RaLo4 · April 30, 2021, 10:18am

This is extreme difficult to answer since I do not know what your input looks like nor do I know what your desired output or labels look like.
But you can easily debug this yourself. All the error is telling you, is that your networks output should be the same size as your labels, but it currently is not.
Your labels are a one dimensional tensor of size [64] and your output is a two dimensional tensor of size [64, 256].
So you need to make sure that this output

Becomes the shape you want it to be (which is torch.Size([64]) guessing by looking at the labels shape).
You are using only the h_n output of your pytorchs lstm.

So I checked the documentation and for the shape of h_n is states:

h_n of shape (num_layers * num_directions, batch, hidden_size): tensor containing the hidden state for t = seq_len. If proj_size > 0 was specified, h_n shape will be (num_layers * num_directions, batch, proj_size).Like output, the layers can be separated using h_n.view(num_layers, num_directions, batch, hidden_size) and similarly for c_n.

You need to either adjust the network or change how you are handling the output (it depends on what you are trying to do) for it to work.
Debugging shapes is not do difficult. You can use something like print(output.shape) or print(output.size()) to print the shapes at different points in your code

bbasaran · May 1, 2021, 3:07pm

Thank you for the answer @RaLo4 ! As you have said, the problem is the inconsistency between the shapes of “hidden” and “labels”. Actually, I have just explained my problem here better: Problem with converting my LSTM multi-label classification model to a binary classification model
I have been trying to migrate my multi-class classification model to a binary classification model. In the former case, I was using “CrossEntropyLoss” and “Linear” Activation and there was no problem. As you can see now, problem arises when I alter them to “BCELoss” and “Sigmoid” Activation. Maybe instead of reshaping the output, I have to change the forward method of LSTM class from scratch, since it was written for a multi-class classification model?

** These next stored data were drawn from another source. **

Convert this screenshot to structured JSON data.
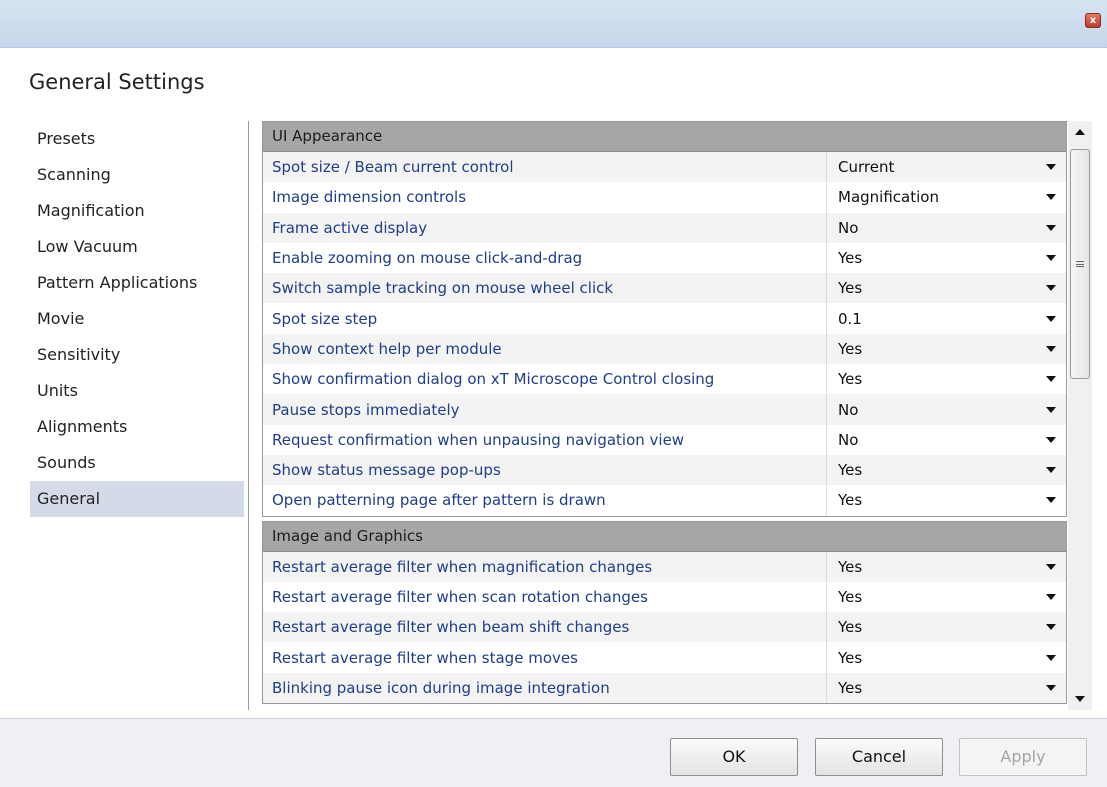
{
  "window": {
    "title": "General Settings",
    "close_glyph": "x"
  },
  "sidebar": {
    "items": [
      {
        "label": "Presets"
      },
      {
        "label": "Scanning"
      },
      {
        "label": "Magnification"
      },
      {
        "label": "Low Vacuum"
      },
      {
        "label": "Pattern Applications"
      },
      {
        "label": "Movie"
      },
      {
        "label": "Sensitivity"
      },
      {
        "label": "Units"
      },
      {
        "label": "Alignments"
      },
      {
        "label": "Sounds"
      },
      {
        "label": "General",
        "selected": true
      }
    ]
  },
  "sections": [
    {
      "header": "UI Appearance",
      "rows": [
        {
          "label": "Spot size / Beam current control",
          "value": "Current"
        },
        {
          "label": "Image dimension controls",
          "value": "Magnification"
        },
        {
          "label": "Frame active display",
          "value": "No"
        },
        {
          "label": "Enable zooming on mouse click-and-drag",
          "value": "Yes"
        },
        {
          "label": "Switch sample tracking on mouse wheel click",
          "value": "Yes"
        },
        {
          "label": "Spot size step",
          "value": "0.1"
        },
        {
          "label": "Show context help per module",
          "value": "Yes"
        },
        {
          "label": "Show confirmation dialog on xT Microscope Control closing",
          "value": "Yes"
        },
        {
          "label": "Pause stops immediately",
          "value": "No"
        },
        {
          "label": "Request confirmation when unpausing navigation view",
          "value": "No"
        },
        {
          "label": "Show status message pop-ups",
          "value": "Yes"
        },
        {
          "label": "Open patterning page after pattern is drawn",
          "value": "Yes"
        }
      ]
    },
    {
      "header": "Image and Graphics",
      "rows": [
        {
          "label": "Restart average filter when magnification changes",
          "value": "Yes"
        },
        {
          "label": "Restart average filter when scan rotation changes",
          "value": "Yes"
        },
        {
          "label": "Restart average filter when beam shift changes",
          "value": "Yes"
        },
        {
          "label": "Restart average filter when stage moves",
          "value": "Yes"
        },
        {
          "label": "Blinking pause icon during image integration",
          "value": "Yes"
        }
      ]
    }
  ],
  "footer": {
    "ok_label": "OK",
    "cancel_label": "Cancel",
    "apply_label": "Apply",
    "apply_enabled": false
  },
  "colors": {
    "label_text": "#1f3d8a",
    "section_header_bg": "#a6a6a6",
    "selected_bg": "#d3dbe8",
    "titlebar": "#c5d6ea"
  },
  "icons": [
    "close-icon",
    "dropdown-arrow-icon",
    "scroll-up-icon",
    "scroll-down-icon",
    "grip-icon"
  ]
}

RaLo4 · May 3, 2021, 7:05am

I have looked at the other post you linked.
Having read what you posted there, I think you were already on the right track.

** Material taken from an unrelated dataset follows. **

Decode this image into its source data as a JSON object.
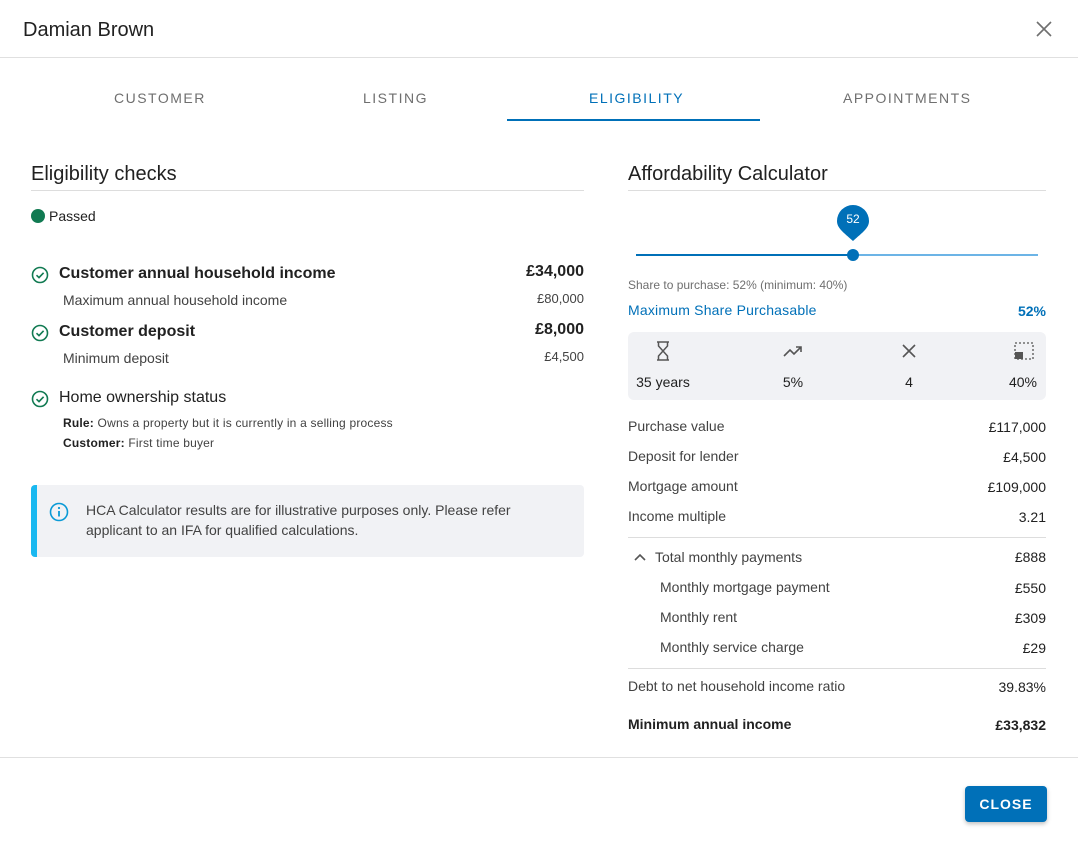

I am not sure that what I am going to say now is “the final answer”, but concerning the shape issue, it would work if you combine your previous classifier

with your current one

So it would be something like:

self.classifier = nn.Sequential(nn.Linear(n_hidden, n_classes),
                                nn.Sigmoid())

With one more change!!!
Change the n_classes from 2 to 1. This might sound weird because you have two classes 0 and 1.
But as I explained in Tornikes Problem above, if you have a binary classification with labels being 0 and 1, you normally want your output to be a probability in range 0-1.

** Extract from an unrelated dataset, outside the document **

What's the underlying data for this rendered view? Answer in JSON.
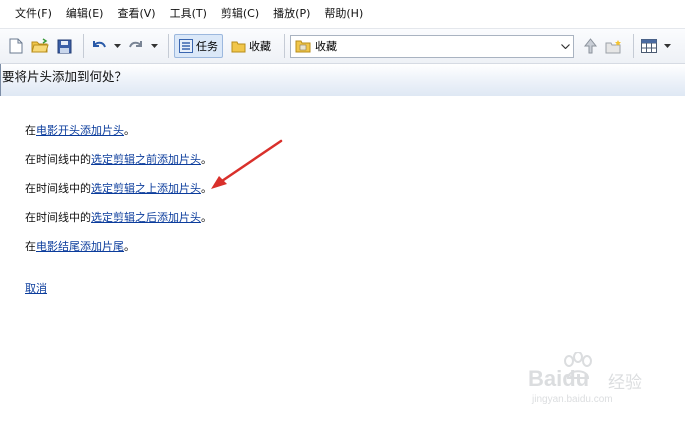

If this works you can further optimize it by taking out the nn.Sigmoid() and switch to nn.BCEWithLogitsLoss() as a loss function, as recommended by pytorch.
You can read about it above.

bbasaran · May 7, 2021, 11:29am

Thanks a lot for your detailed answer @RaLo4

In the last couple of days, I decided to leave my model as a multi-class classifier, because besides using the same dataset with classes only 0-1, I can diversify my dataset like classes 0-1-2… in the following days. As far as I understood, even if I build the model as a multi-class classifier, I can feed it with a dataset containing only 0-1 labels. I am planning to use again CrossEntropyLoss, but my only problem right now is changing Linear Activation to Softmax.